Increased chemocytotoxicity to colon cancer cells by shock wave-induced cavitation
Review articleOpen access

AbstractBackground/Aims: Cavitation has been shown to hinder colon cancer cell proliferation in vitro. This study aimed at investigating the interest of combining cavitation and cytotoxic drugs in vitro. Methods: HT-29 cells were exposed in suspension to cavitation (shock waves plus bubbles) before 5-fluorouracil (FUra) administration. Cytotoxicity was studied by means of clonogenic survival, cell proliferation by [3H]deoxyuridine ([3H] dUdR) incorporation, and influence of the treatments on the cell cycle by cytofluorimetry; the effects of cavitation on RNA incorporation of FUra, cell permeability, and activity of thymidilate synthetase (TS) were also studied. Results: A preliminary exposure to cavitation (as compared with FUra alone) induced decreased colony formation (by up to 2 log in certain conditions) and colony size. Cavitation alone induced increased incorporation of [3H]dUdR during 48 hours and stimulated TS activity, but in the presence of FUra, the concentration of the drug that causes 50% inhibition of control cell growth for [3H]dUdR incorporation was reduced by up to 1 log, and TS inhibition was increased after cavitation as compared with FUra alone.

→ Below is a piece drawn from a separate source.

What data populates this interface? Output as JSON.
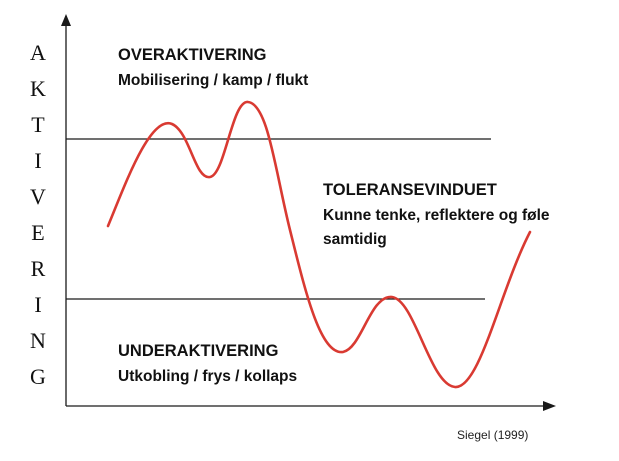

RNA incorporation of [14C]FUra was increased by cavitation, as a consequence of altered cell permeability rather than a direct RNA effect. Seventy-two hours after treatment, cavitation plus FUra decreased by more than 50% the S-phase fraction and also inhibited mitosis. Conclusions: Submitting HT-29 cells to cavitation before treatment by FUra significantly increases the effects of the drug. The action of both agents appears to be partially synergistic with a cycle specificity.